Somebody did, though, and that was where it all went wrong. They said it was getting too expensive keeping all the kills quiet. They said there were other ways of getting results, and one day my food tasted funny and woke up blind. They should have known I would not take kindly to them taking my eyes. They expected me to believe it was the only way to stop an antibiotic-resistant strain of bacteria from spreading up my optic nerves and into my brain, as if mere walls and intervening miles were enough to keep me from Seeing their presentations to each other about how enucleation would allow the visual cortex's processing power to be reallocated to increase the power of my Sight. It worked, but then they claimed I didn't need my little "friends" anymore, couldn't enjoy the twist of the knife or the blood on my hands. I won't begrudge anyone their greed, but they let me get bored, and that was unforgivable. They didn't know what power I could bring to bear.
"Tell us what you see, Leonard."
"I see blood," I answer, because there is no reason to lie about that, not now, not anymore.
"Whose blood, Leonard?" I can't see them, but I can See them, and I know they're scared. They're always scared these days, but this time they should be. It took me years to get all the chess pieces in place, but security has been breached, all alarms have been cut, and a certain door three rooms over is less than two seconds away from being kicked in by some very well-trained men with guns. This is not revenge. It is business, but that does not mean I can't take pleasure in it along the way. They knew what I was when they made me that job offer.
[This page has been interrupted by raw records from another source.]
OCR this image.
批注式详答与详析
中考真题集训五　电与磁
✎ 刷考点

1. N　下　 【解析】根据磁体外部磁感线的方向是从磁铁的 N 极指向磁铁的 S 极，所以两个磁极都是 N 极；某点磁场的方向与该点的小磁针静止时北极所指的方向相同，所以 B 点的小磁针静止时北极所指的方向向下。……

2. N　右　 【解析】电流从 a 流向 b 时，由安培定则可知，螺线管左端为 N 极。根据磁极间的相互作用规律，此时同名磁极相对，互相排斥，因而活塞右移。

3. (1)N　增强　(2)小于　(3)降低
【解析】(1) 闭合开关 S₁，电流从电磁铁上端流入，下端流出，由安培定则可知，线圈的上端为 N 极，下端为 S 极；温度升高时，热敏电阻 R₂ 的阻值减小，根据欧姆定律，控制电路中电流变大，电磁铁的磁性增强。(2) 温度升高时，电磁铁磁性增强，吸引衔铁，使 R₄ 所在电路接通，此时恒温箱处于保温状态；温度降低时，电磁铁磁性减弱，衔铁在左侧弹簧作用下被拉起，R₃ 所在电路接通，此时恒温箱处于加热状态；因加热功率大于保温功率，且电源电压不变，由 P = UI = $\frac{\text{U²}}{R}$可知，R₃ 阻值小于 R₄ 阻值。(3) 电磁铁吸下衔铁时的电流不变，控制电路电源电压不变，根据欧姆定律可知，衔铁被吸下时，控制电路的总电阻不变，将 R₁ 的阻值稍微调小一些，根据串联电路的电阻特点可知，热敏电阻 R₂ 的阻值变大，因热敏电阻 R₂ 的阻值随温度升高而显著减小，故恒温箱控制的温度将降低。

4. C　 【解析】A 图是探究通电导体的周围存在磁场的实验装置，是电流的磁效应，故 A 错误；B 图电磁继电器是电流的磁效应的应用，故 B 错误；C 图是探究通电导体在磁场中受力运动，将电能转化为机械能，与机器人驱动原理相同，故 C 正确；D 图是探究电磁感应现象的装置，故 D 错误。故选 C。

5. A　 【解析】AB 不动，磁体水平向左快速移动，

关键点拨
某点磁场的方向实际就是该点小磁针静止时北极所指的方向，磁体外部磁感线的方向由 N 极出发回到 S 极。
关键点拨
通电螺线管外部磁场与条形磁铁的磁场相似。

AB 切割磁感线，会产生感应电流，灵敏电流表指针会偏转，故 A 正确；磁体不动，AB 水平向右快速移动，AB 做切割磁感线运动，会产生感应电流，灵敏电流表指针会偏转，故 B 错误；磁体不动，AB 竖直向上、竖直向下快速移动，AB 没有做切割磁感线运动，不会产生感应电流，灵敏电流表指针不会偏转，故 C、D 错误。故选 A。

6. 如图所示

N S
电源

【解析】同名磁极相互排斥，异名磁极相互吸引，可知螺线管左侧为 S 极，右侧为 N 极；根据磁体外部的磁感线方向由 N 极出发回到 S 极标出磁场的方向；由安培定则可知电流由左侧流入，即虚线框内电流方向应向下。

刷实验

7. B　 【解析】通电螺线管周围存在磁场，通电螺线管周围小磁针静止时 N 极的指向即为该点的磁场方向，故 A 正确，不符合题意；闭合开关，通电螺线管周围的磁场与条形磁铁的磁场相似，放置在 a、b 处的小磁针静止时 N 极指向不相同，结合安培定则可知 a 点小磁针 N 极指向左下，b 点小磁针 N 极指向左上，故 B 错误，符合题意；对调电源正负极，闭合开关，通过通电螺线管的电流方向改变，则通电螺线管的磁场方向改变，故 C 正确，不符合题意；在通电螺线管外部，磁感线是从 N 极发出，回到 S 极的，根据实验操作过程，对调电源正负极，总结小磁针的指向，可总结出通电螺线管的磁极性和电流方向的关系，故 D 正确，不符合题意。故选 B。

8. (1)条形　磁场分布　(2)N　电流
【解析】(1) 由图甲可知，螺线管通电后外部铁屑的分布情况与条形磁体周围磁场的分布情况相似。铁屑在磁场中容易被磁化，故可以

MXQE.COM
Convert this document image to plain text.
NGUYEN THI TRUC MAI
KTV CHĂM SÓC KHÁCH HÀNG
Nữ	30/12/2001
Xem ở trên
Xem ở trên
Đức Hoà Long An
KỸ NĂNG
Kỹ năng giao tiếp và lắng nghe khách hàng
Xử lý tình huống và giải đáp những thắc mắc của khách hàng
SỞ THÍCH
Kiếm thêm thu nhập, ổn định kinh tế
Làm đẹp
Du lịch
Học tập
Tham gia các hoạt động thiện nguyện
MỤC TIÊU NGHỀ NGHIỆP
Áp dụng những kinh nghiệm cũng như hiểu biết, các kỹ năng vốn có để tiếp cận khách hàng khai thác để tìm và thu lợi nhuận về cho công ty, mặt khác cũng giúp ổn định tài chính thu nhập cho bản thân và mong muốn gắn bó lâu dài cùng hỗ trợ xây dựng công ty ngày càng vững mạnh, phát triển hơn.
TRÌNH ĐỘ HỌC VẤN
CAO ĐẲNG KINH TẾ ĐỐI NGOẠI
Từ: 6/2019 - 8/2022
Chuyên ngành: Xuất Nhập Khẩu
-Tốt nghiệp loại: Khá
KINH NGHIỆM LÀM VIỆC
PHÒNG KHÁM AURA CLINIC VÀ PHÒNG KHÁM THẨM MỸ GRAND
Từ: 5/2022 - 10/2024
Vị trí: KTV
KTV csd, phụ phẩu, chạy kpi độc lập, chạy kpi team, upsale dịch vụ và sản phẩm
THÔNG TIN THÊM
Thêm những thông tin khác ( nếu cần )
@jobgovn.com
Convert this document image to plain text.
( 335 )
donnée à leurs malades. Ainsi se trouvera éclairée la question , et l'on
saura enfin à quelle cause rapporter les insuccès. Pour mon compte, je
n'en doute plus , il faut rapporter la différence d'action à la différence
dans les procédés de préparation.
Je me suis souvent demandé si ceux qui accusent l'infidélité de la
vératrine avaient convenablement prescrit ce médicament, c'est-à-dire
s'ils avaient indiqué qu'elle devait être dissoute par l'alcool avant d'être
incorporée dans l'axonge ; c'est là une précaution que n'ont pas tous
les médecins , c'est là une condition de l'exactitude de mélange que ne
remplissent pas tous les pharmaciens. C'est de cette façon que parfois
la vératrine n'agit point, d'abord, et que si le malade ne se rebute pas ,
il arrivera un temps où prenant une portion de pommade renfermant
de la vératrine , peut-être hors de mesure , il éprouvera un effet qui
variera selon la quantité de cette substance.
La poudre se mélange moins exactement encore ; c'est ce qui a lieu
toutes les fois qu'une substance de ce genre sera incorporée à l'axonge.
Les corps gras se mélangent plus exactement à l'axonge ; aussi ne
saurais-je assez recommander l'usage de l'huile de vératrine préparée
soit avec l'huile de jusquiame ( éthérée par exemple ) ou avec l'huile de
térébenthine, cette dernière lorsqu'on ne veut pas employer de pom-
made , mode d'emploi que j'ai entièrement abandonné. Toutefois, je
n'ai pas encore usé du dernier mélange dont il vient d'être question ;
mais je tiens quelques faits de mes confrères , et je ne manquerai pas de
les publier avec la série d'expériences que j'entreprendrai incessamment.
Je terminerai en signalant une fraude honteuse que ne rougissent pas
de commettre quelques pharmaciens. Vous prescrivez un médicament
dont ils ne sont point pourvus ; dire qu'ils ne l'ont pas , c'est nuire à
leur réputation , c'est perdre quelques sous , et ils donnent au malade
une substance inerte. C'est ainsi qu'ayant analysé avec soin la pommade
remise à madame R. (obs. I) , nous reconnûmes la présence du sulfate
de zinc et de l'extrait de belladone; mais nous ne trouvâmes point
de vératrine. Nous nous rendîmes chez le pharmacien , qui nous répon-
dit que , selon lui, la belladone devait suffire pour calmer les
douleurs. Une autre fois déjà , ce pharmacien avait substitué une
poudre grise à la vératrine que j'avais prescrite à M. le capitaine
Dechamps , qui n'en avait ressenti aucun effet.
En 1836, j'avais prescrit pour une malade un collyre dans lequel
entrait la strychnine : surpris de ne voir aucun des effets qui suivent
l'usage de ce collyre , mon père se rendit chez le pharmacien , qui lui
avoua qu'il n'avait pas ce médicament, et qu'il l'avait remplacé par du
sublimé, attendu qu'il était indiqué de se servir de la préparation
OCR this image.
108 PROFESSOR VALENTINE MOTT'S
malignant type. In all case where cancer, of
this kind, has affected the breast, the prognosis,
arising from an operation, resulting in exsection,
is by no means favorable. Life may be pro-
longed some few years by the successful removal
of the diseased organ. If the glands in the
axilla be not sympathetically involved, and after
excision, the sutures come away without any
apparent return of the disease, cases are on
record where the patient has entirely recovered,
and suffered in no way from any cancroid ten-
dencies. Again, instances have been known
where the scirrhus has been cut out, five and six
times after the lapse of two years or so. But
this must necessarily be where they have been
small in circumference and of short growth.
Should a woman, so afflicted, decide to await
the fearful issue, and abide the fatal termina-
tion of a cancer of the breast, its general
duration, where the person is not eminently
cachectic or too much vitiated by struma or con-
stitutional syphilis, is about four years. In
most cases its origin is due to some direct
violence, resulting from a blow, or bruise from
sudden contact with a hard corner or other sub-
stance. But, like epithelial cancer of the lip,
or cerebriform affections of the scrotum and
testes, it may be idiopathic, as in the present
"Everybody's," I say, and I smile widely as I do so, despite knowing that no one is currently monitoring the video feed, because I have seen the future, now the present, and, brother, it is murder.
The devil promised he wouldn't take me to hell. He never said anything about bringing hell to me, but that's okay, because it seems like my kind of place. I don't have any eyes, but I can see the White Man dancing, and I dance right along with him with a smile on my face.